Victime gisant par terre.
Les blessures avaient été trop profondes pour une  panacée de circonstance. La révolution, partie de l’université privée de Trisakti à Djakarta (10 millions d’habitants), avait été propagée par un million d’étudiants à travers les campus des 54 universités du pays, gagnant de larges couches de la population ruinée par la crise économique,  sous le regard neutre, parfois complice de l’armée et débordant, enfin, dans un violent climat insurrectionnel dans le centre de la capitale où une douzaine de centres commerciaux avaient été saccagés, pillés, des banques détruites et de grands magasins incendiés. Trois journées insurrectionnelles avaient fait quelque 500 morts.

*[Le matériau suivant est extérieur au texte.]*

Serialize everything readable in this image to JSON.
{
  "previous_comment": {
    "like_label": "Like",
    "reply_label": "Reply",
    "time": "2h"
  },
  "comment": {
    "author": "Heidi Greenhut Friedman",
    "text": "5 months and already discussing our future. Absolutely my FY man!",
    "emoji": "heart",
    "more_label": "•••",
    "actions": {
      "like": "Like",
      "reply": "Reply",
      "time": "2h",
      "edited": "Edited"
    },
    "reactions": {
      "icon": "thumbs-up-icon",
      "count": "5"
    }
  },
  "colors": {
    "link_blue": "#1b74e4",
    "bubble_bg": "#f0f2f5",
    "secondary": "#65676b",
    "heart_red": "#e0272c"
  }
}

Ce n’était pas la première fois que les étudiants, fer de lance de la contestation, défiaient le pouvoir. En 1966 déjà, en coopération avec l’armée, ils avaient contribué à la chute de Soekarno, père de l’indépendance et  hâté la promotion d’un “ordre nouveau” annoncé par Suharto qui avait écrasé, quelques mois plus tôt, un coup d’Etat dans un bain de sang. Mais Suharto s’était accroché au pouvoir à la faveur de sept mandats successifs dont le dernier avait été entamé le 10 mars dernier. Entouré de ses proches, il aurait accumulé une fortune de quelque 40 milliards de dollars.

Pour un “ordre nouveau”
Depuis mai dernier, le nouveau régime qui n’en était pas un, était resté sous surveillance. Et les étudiants étaient  toujours mobilisés réclamant le changement tant attendu dans un pays qui compte 202 millions d’habitants, (17.508 îles) dont la moitié vit déjà sous le seuil de pauvreté. La coupe a débordé quand les membres de l’Assemblée consultative du peuple  issue du Golkar (parti de Suharto) ont tenu, la semaine dernière, leur session extraordinaire pour annoncer un calen-drier des changements constitutionnels et la date des prochaines élections.

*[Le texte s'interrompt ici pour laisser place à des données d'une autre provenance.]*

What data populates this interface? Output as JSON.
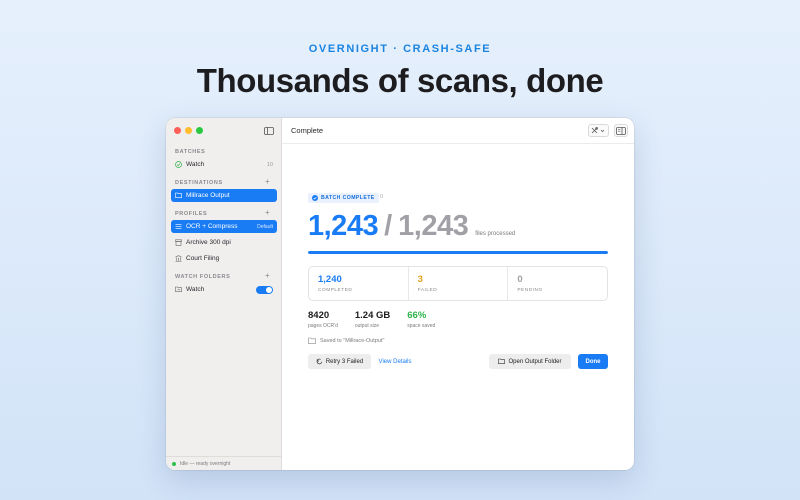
{
  "hero": {
    "eyebrow": "OVERNIGHT · CRASH-SAFE",
    "headline": "Thousands of scans, done"
  },
  "sidebar": {
    "sections": {
      "batches": "BATCHES",
      "destinations": "DESTINATIONS",
      "profiles": "PROFILES",
      "watch_folders": "WATCH FOLDERS"
    },
    "batches": [
      {
        "label": "Watch",
        "count": "10",
        "icon": "check-circle-icon"
      }
    ],
    "destinations": [
      {
        "label": "Millrace Output",
        "icon": "folder-icon",
        "selected": true
      }
    ],
    "profiles": [
      {
        "label": "OCR + Compress",
        "tag": "Default",
        "icon": "sliders-icon",
        "selected": true
      },
      {
        "label": "Archive 300 dpi",
        "icon": "archive-box-icon"
      },
      {
        "label": "Court Filing",
        "icon": "building-icon"
      }
    ],
    "watch_folders": [
      {
        "label": "Watch",
        "icon": "folder-arrow-icon",
        "enabled": true
      }
    ],
    "status": "Idle — ready overnight"
  },
  "window": {
    "title": "Complete"
  },
  "result": {
    "badge": "BATCH COMPLETE",
    "badge_extra": "0",
    "processed": "1,243",
    "separator": "/",
    "total": "1,243",
    "caption": "files processed",
    "progress": 1.0,
    "stats": [
      {
        "value": "1,240",
        "label": "COMPLETED",
        "color": "#1a7cf5"
      },
      {
        "value": "3",
        "label": "FAILED",
        "color": "#e3a21a"
      },
      {
        "value": "0",
        "label": "PENDING",
        "color": "#a0a0a6"
      }
    ],
    "metrics": [
      {
        "value": "8420",
        "label": "pages OCR'd",
        "green": false
      },
      {
        "value": "1.24 GB",
        "label": "output size",
        "green": false
      },
      {
        "value": "66%",
        "label": "space saved",
        "green": true
      }
    ],
    "saved_to": "Saved to \"Millrace-Output\"",
    "buttons": {
      "retry": "Retry 3 Failed",
      "details": "View Details",
      "open_folder": "Open Output Folder",
      "done": "Done"
    }
  },
  "colors": {
    "accent": "#1a7cf5",
    "warning": "#e3a21a",
    "success": "#2fb34a"
  }
}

En prévision des troubles, l’armée avait déployé dans la capitale un dispositif impressionnant: 30.000 soldats, 125.000 miliciens civils et au large des côtes cinq navires de guerre, un sous-marin. Le mot d’ordre était clair: prévenir toute anarchie et contenir les manifestations qui  déstabilisent déjà le pays où les mouvements séparatistes s’expriment  au grand jour et où les grèves de la faim sont de plus en plus sauvages.

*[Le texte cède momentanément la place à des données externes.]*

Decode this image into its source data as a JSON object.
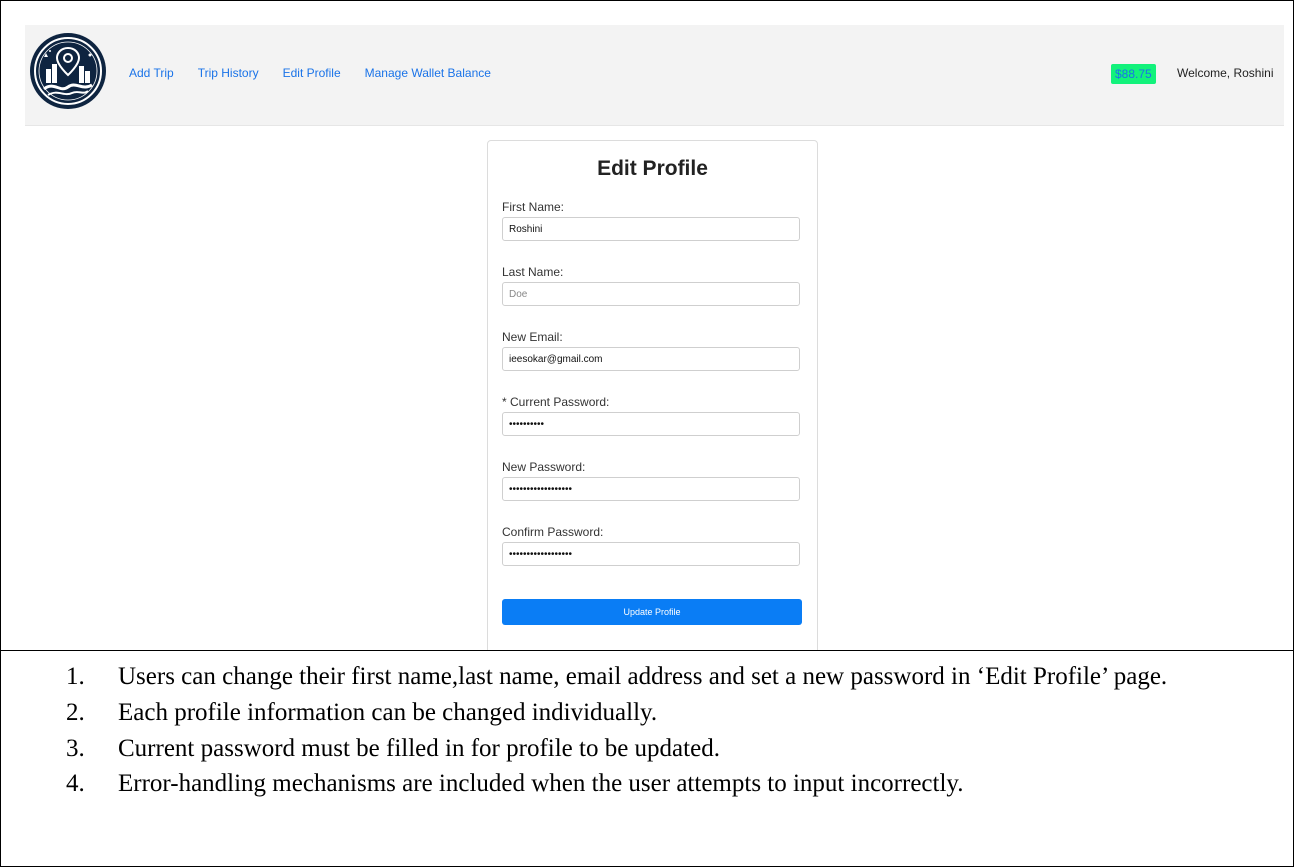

Les étudiants, rejoints par une partie de la population, ont fait monter la pression  dans une confrontation inévitable avec l’armée dont ils entendaient limiter le pouvoir. Déjà, ils contestaient toute légitimité à l’Assemblée consultative du peuple issue de l’ancien régime. Et voici qu’elle confirme, à l’issue de ses travaux, le rôle politique de cette armée omniprésente. De plus, elle ignore l’une de leurs revendications de base: la lutte contre la corruption et la traduction devant la justice de l’ex-président Suharto. Certes, cette  Assemblée a annoncé des législatives pour 1999 et la modernisation des institutions, mais les réformes envisagées sont trop lentes et ne correspondent pas  à l’avènement d’un “ordre nouveau” qu’ils réclament.

 

Le président Habibie. 

Le général Wiranto. 
Les assurances dépassées de Habibie
20.000 manifestants sont enfin descendus à Djakarta pour exprimer le ras-le-bol de la population. Et dans un climat insurrectionnel rappelant celui de mai dernier, le “vendredi noir” a fait basculer la capitale dans le chaos, ouvrant la voie aux pillards et aux anarchistes. Balles en caoutchouc, bombes lacrymogènes, pierres, coutelas n’ont pu calmer la population déchaînée. Les blindés  ont tenté de la disperser. Et finalement l’armée a tiré. Bilan: 14 morts et 150 blessés.
Peu désireux de manquer leur révolution-bis, les étudiants réclament la démission du général Wiranto, chef de l’armée, ministre de la Défense et le rendent responsable de ce “vendredi noir”. A la différence du mois de mai, l’armée s’est montrée agressive; elle est même divisée et ne serait pas tentée par un coup d’Etat dans les circonstances actuelles. Autrefois, alliée des étudiants, elle est perçue aujourd’hui comme leur ennemi.
Le président B.J. Habibie  s’est voulu  rassurant en tentant d’émerger de la tempête: “Les étudiants, non seulement sont notre futur” mais aujourd’hui un élément actif de la nation. Nous allons initier davantage de réformes, mais cela prendra du temps. Ce qui ne nous empêchera pas de “prendre des mesures fermes contre ceux qui attaquent l’ordre constitutionnel.”
En attendant, le feu couve sous la cendre.